The Art of Filmmaking
The art of filmmaking was all about breaking down a story into shots and then cutting the shots down to a fifth of the size of the total length of footage shot in the camera. We used to call it five to one ratio. By 'we' I mean indies. The majors used to do ten to one ratio; they had money to burn ... and they got it back on account of their marketing and clout with exhibitors (cinema chain owners.)
The director used to go out and shoot a movie and bring it in under budget and on schedule, and the editor used to get the 'circled takes' from the shoot and cut them together on an upright Moviola according the script girl's notes -- what the director had called out as 'cut and print!' All the other shots weren't even printed; the editor never saw them. It was called 'director's cut.'
Now you have directors shooting a movie with several cameras at the same time. 'Keep rolling' is the common phrase. Digital costs nothing! The editors get thousands of hours of coverage -- they decide what to use and what to discard! With all that digital imagery and sound, you need many editors, colorization artists, cgi creators, etc. The movie is no longer the 'director's medium'! The editors take a long time to put a movie together -- sometimes years.

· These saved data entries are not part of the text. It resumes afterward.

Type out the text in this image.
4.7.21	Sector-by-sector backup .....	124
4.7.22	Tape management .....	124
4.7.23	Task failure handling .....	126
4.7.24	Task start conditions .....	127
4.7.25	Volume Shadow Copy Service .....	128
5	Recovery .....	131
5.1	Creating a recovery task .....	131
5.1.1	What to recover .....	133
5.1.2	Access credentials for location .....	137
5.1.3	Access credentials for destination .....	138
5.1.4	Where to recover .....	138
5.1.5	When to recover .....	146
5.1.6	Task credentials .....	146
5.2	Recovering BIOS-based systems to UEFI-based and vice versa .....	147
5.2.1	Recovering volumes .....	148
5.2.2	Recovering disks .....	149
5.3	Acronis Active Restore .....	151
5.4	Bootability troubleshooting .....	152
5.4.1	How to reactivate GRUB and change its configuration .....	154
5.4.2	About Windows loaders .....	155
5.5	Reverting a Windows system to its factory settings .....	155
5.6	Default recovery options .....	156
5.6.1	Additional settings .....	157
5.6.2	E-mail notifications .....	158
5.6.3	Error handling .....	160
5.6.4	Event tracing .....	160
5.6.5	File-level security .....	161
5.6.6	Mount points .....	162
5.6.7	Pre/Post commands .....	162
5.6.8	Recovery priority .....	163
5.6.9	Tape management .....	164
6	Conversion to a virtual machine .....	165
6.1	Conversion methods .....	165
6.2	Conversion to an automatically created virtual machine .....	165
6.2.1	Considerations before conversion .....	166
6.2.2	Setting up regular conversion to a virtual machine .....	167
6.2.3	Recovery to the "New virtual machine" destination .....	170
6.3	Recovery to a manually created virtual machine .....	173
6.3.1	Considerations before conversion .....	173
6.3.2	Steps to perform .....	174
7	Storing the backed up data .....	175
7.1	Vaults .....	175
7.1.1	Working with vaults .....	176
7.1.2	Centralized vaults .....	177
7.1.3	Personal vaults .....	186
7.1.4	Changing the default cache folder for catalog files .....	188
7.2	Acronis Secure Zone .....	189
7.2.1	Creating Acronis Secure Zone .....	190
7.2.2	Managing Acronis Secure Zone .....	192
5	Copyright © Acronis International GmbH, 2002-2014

The art of filmmaking is lost!
Well, we can still go back to shooting film, you know! And there will be a few people doing that -- less and less every year -- as long as film lasts! It's safe to say that film will not be the dominant medium of the 21st Century. It might be digital ... or some other format!
I think we should be prepared! As filmmakers, we should use the present technologies to their maximum benefit, and preserve the art of filmmaking according to what we have learned in the 20th Century.
So while you're shooting your new digital camera, make sure you only shoot those scenes that you're likely going to use. You might be able to tie a camera to a fly's rear and fly it around the room, but whose POV is that?
Learn to say 'action' and 'cut' with the same discipline as the old directors who worked for the studios. Rehearse and shoot the scenes the way you interpret the screenplay. Use one camera (because you can only have one point of view,) and if you have a scene that cannot be repeated, by all means use more than one camera (two usually are sufficient -- unless you're blowing up the whole world!)
And digital is harder to format because of all the different camera formats. There are no hard standards anymore. The number of pixels are all different -- they call it 'raw image' now. It's raw because it needs to be 'processed'! You thought only film needs to be processed? Wait until you hear how many ways your digital images are going to be processed.
So in order to keep control over the final outcome of your movie, shoot less and less and use your time wisely as director. Know what you're looking for before you roll cameras!
And, oh yes, shoot film while you still can!